Quelle est notre patrie?
Une patrie peut être une notion abstraite comme elle a été pour beaucoup d’Arméniens pendant des siècles, ou une notion localisée, calquée sur une géographie bien précise, comme elle a été pour beaucoup d’autres. Etant donné qu’il n’y avait aucun pays que les Arméniens pouvaient considérer comme étant entièrement le leur, plusieurs idées ont été développées sur à quoi ressemblerait un tel pays, toutes éloignées de la réalité actuelle.
Pour un peuple avec un pays associé à son nom, une patrie constitue une base pour sa sécurité et sa prospérité. C’est un endroit qui sert de noyau à la nation, et en définit la langue, la culture, l’éducation, les aspirations communes, l’histoire et finalement la politique. Dans cette réalité, la patrie est la manière de définir l’identité. L’Arménie de nos jours a vocation à devenir ce noyau si nous réussissons en tant que nation.

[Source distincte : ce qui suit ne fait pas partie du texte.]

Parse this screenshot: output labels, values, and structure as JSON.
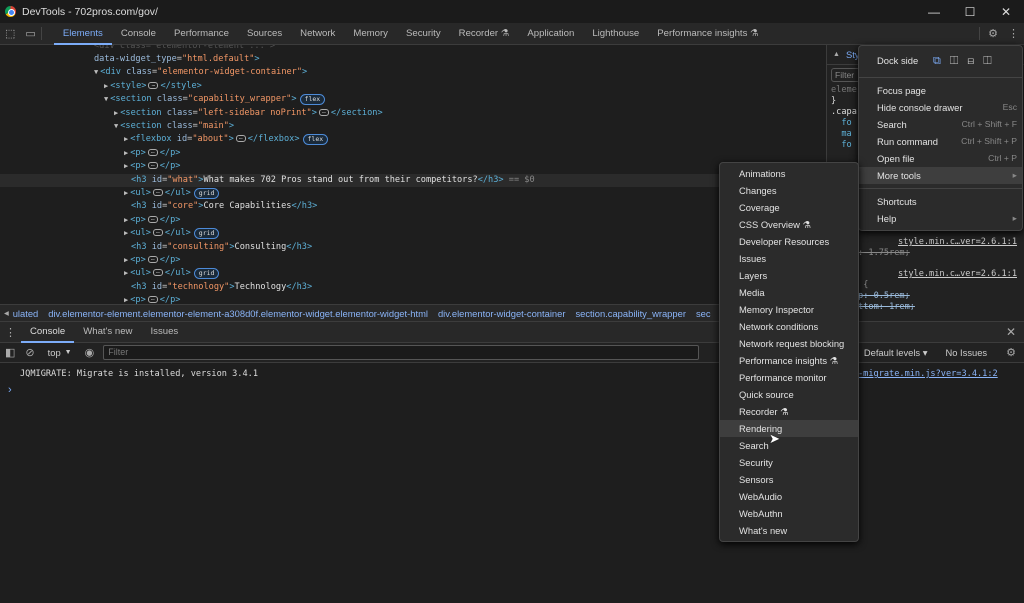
{
  "window": {
    "title": "DevTools - 702pros.com/gov/",
    "controls": [
      "—",
      "☐",
      "✕"
    ]
  },
  "tabs": [
    "Elements",
    "Console",
    "Performance",
    "Sources",
    "Network",
    "Memory",
    "Security",
    "Recorder ⚗",
    "Application",
    "Lighthouse",
    "Performance insights ⚗"
  ],
  "elements": {
    "lines": [
      {
        "indent": 94,
        "html": "<span class='attr'>data-widget_type</span>=<span class='val'>\"html.default\"</span><span class='tag'>&gt;</span>"
      },
      {
        "indent": 94,
        "html": "<span class='arrow'>▼</span><span class='tag'>&lt;div </span><span class='attr'>class</span>=<span class='val'>\"elementor-widget-container\"</span><span class='tag'>&gt;</span>"
      },
      {
        "indent": 104,
        "html": "<span class='arrow'>▶</span><span class='tag'>&lt;style&gt;</span><span class='ell'>…</span><span class='tag'>&lt;/style&gt;</span>"
      },
      {
        "indent": 104,
        "html": "<span class='arrow'>▼</span><span class='tag'>&lt;section </span><span class='attr'>class</span>=<span class='val'>\"capability_wrapper\"</span><span class='tag'>&gt;</span><span class='badge'>flex</span>"
      },
      {
        "indent": 114,
        "html": "<span class='arrow'>▶</span><span class='tag'>&lt;section </span><span class='attr'>class</span>=<span class='val'>\"left-sidebar noPrint\"</span><span class='tag'>&gt;</span><span class='ell'>…</span><span class='tag'>&lt;/section&gt;</span>"
      },
      {
        "indent": 114,
        "html": "<span class='arrow'>▼</span><span class='tag'>&lt;section </span><span class='attr'>class</span>=<span class='val'>\"main\"</span><span class='tag'>&gt;</span>"
      },
      {
        "indent": 124,
        "html": "<span class='arrow'>▶</span><span class='tag'>&lt;flexbox </span><span class='attr'>id</span>=<span class='val'>\"about\"</span><span class='tag'>&gt;</span><span class='ell'>…</span><span class='tag'>&lt;/flexbox&gt;</span><span class='badge'>flex</span>"
      },
      {
        "indent": 124,
        "html": "<span class='arrow'>▶</span><span class='tag'>&lt;p&gt;</span><span class='ell'>…</span><span class='tag'>&lt;/p&gt;</span>"
      },
      {
        "indent": 124,
        "html": "<span class='arrow'>▶</span><span class='tag'>&lt;p&gt;</span><span class='ell'>…</span><span class='tag'>&lt;/p&gt;</span>"
      },
      {
        "indent": 131,
        "sel": true,
        "html": "<span class='tag'>&lt;h3 </span><span class='attr'>id</span>=<span class='val'>\"what\"</span><span class='tag'>&gt;</span><span class='txt'>What makes 702 Pros stand out from their competitors?</span><span class='tag'>&lt;/h3&gt;</span> <span style='color:#888'>== $0</span>"
      },
      {
        "indent": 124,
        "html": "<span class='arrow'>▶</span><span class='tag'>&lt;ul&gt;</span><span class='ell'>…</span><span class='tag'>&lt;/ul&gt;</span><span class='badge'>grid</span>"
      },
      {
        "indent": 131,
        "html": "<span class='tag'>&lt;h3 </span><span class='attr'>id</span>=<span class='val'>\"core\"</span><span class='tag'>&gt;</span><span class='txt'>Core Capabilities</span><span class='tag'>&lt;/h3&gt;</span>"
      },
      {
        "indent": 124,
        "html": "<span class='arrow'>▶</span><span class='tag'>&lt;p&gt;</span><span class='ell'>…</span><span class='tag'>&lt;/p&gt;</span>"
      },
      {
        "indent": 124,
        "html": "<span class='arrow'>▶</span><span class='tag'>&lt;ul&gt;</span><span class='ell'>…</span><span class='tag'>&lt;/ul&gt;</span><span class='badge'>grid</span>"
      },
      {
        "indent": 131,
        "html": "<span class='tag'>&lt;h3 </span><span class='attr'>id</span>=<span class='val'>\"consulting\"</span><span class='tag'>&gt;</span><span class='txt'>Consulting</span><span class='tag'>&lt;/h3&gt;</span>"
      },
      {
        "indent": 124,
        "html": "<span class='arrow'>▶</span><span class='tag'>&lt;p&gt;</span><span class='ell'>…</span><span class='tag'>&lt;/p&gt;</span>"
      },
      {
        "indent": 124,
        "html": "<span class='arrow'>▶</span><span class='tag'>&lt;ul&gt;</span><span class='ell'>…</span><span class='tag'>&lt;/ul&gt;</span><span class='badge'>grid</span>"
      },
      {
        "indent": 131,
        "html": "<span class='tag'>&lt;h3 </span><span class='attr'>id</span>=<span class='val'>\"technology\"</span><span class='tag'>&gt;</span><span class='txt'>Technology</span><span class='tag'>&lt;/h3&gt;</span>"
      },
      {
        "indent": 124,
        "html": "<span class='arrow'>▶</span><span class='tag'>&lt;p&gt;</span><span class='ell'>…</span><span class='tag'>&lt;/p&gt;</span>"
      }
    ]
  },
  "breadcrumb": [
    "ulated",
    "div.elementor-element.elementor-element-a308d0f.elementor-widget.elementor-widget-html",
    "div.elementor-widget-container",
    "section.capability_wrapper",
    "sec"
  ],
  "styles": {
    "tab": "Styles",
    "filter": "Filter",
    "lines": [
      "eleme",
      "}",
      ".capa",
      "  fo",
      "  ma",
      "  fo"
    ],
    "rule1_source": "style.min.c…ver=2.6.1:1",
    "rule1_prop": "t-size: 1.75rem;",
    "rule2_source": "style.min.c…ver=2.6.1:1",
    "rule2_sel": "h5, h6 {",
    "rule2_p1": "gin-top: 0.5rem;",
    "rule2_p2": "gin-bottom: 1rem;"
  },
  "drawer": {
    "tabs": [
      "Console",
      "What's new",
      "Issues"
    ]
  },
  "console_toolbar": {
    "context": "top",
    "filter_placeholder": "Filter",
    "levels": "Default levels ▾",
    "issues": "No Issues"
  },
  "console": {
    "messages": [
      "JQMIGRATE: Migrate is installed, version 3.4.1"
    ],
    "source": "-migrate.min.js?ver=3.4.1:2",
    "prompt": "›"
  },
  "main_menu": {
    "dock_side_label": "Dock side",
    "items": [
      {
        "label": "Focus page",
        "shortcut": ""
      },
      {
        "label": "Hide console drawer",
        "shortcut": "Esc"
      },
      {
        "label": "Search",
        "shortcut": "Ctrl + Shift + F"
      },
      {
        "label": "Run command",
        "shortcut": "Ctrl + Shift + P"
      },
      {
        "label": "Open file",
        "shortcut": "Ctrl + P"
      },
      {
        "label": "More tools",
        "shortcut": "▸",
        "highlighted": true
      }
    ],
    "items2": [
      {
        "label": "Shortcuts",
        "shortcut": ""
      },
      {
        "label": "Help",
        "shortcut": "▸"
      }
    ]
  },
  "more_tools": {
    "items": [
      "Animations",
      "Changes",
      "Coverage",
      "CSS Overview ⚗",
      "Developer Resources",
      "Issues",
      "Layers",
      "Media",
      "Memory Inspector",
      "Network conditions",
      "Network request blocking",
      "Performance insights ⚗",
      "Performance monitor",
      "Quick source",
      "Recorder ⚗",
      "Rendering",
      "Search",
      "Security",
      "Sensors",
      "WebAudio",
      "WebAuthn",
      "What's new"
    ],
    "highlighted": "Rendering"
  },
  "colors": {
    "accent": "#7cacf8",
    "tag": "#5db0d7",
    "attr_value": "#f29766"
  }
}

Elle pourrait aussi s’effondrer et être absorbée dans l’un des empires émergents du monde si nous continuons à poursuivre des buts étroits au niveau individuel ou liés à des groupes ou classes, ou voire même, de manière plus irresponsable, rechercher une patrie de rêve au lieu de nous occuper de celle qui existe.

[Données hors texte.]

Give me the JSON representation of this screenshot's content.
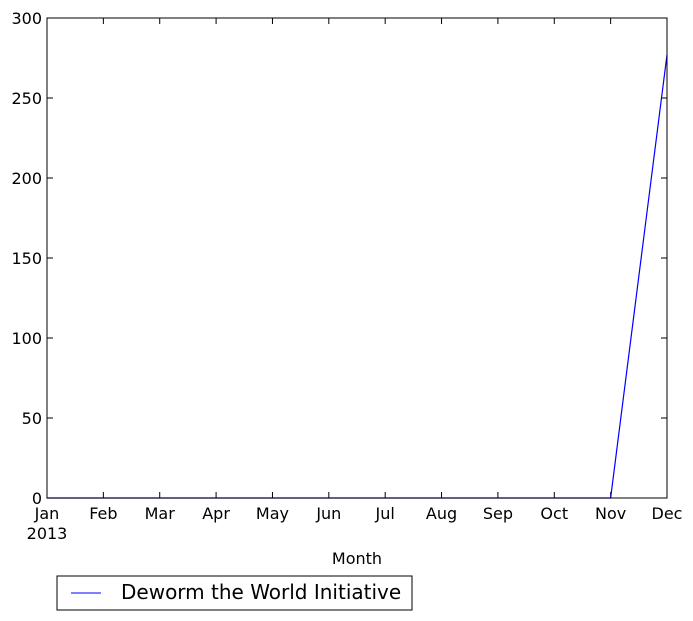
{
  "chart_data": {
    "type": "line",
    "title": "",
    "xlabel": "Month",
    "ylabel": "",
    "categories": [
      "Jan",
      "Feb",
      "Mar",
      "Apr",
      "May",
      "Jun",
      "Jul",
      "Aug",
      "Sep",
      "Oct",
      "Nov",
      "Dec"
    ],
    "x_sublabel": "2013",
    "series": [
      {
        "name": "Deworm the World Initiative",
        "color": "#0000ff",
        "values": [
          0,
          0,
          0,
          0,
          0,
          0,
          0,
          0,
          0,
          0,
          0,
          277
        ]
      }
    ],
    "ylim": [
      0,
      300
    ],
    "yticks": [
      0,
      50,
      100,
      150,
      200,
      250,
      300
    ],
    "grid": false,
    "legend": "bottom-left"
  }
}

Il est néanmoins important de noter qu’en acceptant la réalité d’une Arménie contemporaine en tant que patrie des Arméniens l’on ne sous-estime pas la profondeur de l’identité arménienne émanant des territoires historiques qui ne font pas partie de la patrie actuelle telles que l’Arménie occidentale, la Cilicie ou le Nakhijevan. Inversement, c’est à travers l’Arménie actuelle, la patrie que nous avons aujourd’hui, que les aspirations légitimes relatives aux territoires historiques arméniens pourraient être poursuivies.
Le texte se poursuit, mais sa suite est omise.